Now is it safe? Eh…it’s about as safe as a medium sized car from the 90s could be. Steering feels planted and is actually not too heavy. The gearing is fine, though the motor isn’t too pleased with going over 75 MPH unless the gas pedal is at least pressed halfway down.
Over three years and 7,000 miles later, the Ciera has endured a hit and run with a Toyota Tacoma (never caught the guy), sliding into a snow drift, having bald tires that nearly fall off the wheels, and having the brake pads nearly down to nothing (replaced recently). The only time the car hasn’t started was when the battery died, so I must say I’m very pleased with it and can say I got my money’s worth.
I said something earlier about this car hitting home for me; the two cars I remember my mom having when I was really young were a 1991 Pontiac Trans Sport minivan and a 1996 Olds Cutlass Supreme, so my mom’s side of the family seems to have had a thing for 90s GM cars.
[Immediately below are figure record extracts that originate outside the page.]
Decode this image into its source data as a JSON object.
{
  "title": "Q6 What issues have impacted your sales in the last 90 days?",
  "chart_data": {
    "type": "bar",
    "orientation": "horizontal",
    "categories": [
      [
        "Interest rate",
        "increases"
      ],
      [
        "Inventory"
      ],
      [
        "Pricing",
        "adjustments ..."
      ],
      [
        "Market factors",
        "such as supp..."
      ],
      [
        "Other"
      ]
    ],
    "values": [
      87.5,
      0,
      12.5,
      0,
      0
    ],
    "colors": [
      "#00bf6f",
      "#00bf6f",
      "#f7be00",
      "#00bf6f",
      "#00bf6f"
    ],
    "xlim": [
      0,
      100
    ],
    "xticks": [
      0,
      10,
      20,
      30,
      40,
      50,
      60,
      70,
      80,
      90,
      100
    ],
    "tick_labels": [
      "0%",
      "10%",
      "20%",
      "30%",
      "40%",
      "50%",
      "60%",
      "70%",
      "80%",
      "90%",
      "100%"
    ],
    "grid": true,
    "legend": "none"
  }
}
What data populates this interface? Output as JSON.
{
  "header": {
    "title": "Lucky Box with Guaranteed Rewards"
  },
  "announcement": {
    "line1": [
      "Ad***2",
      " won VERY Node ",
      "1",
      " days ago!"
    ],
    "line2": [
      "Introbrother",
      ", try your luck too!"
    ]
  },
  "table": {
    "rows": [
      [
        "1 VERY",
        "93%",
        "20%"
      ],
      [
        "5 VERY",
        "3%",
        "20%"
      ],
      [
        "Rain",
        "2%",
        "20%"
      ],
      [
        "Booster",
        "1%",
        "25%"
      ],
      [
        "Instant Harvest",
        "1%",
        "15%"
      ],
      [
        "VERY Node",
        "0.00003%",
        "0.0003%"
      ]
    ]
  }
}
When I first bought this car, my hometown was more quiet, and had lots of trees and grass. The roads were wide and there were more places to park. Now everything is different, the neighborhood is loud, all the trees and grass have been paved over to make way for apartments and parking lots, and the roads have been narrowed each way to make space for new sidewalks (kinda a problem considering all the cars I drive are big sedans). So, I guess in a way this car helps me remember a more relaxed, less congested and simple time. I don’t know if anyone else has experience with the early 90s GM A-body cars, but since I still see so many of them still on the road I would assume that people have had good experience with them for the most part and they hold up over time; right?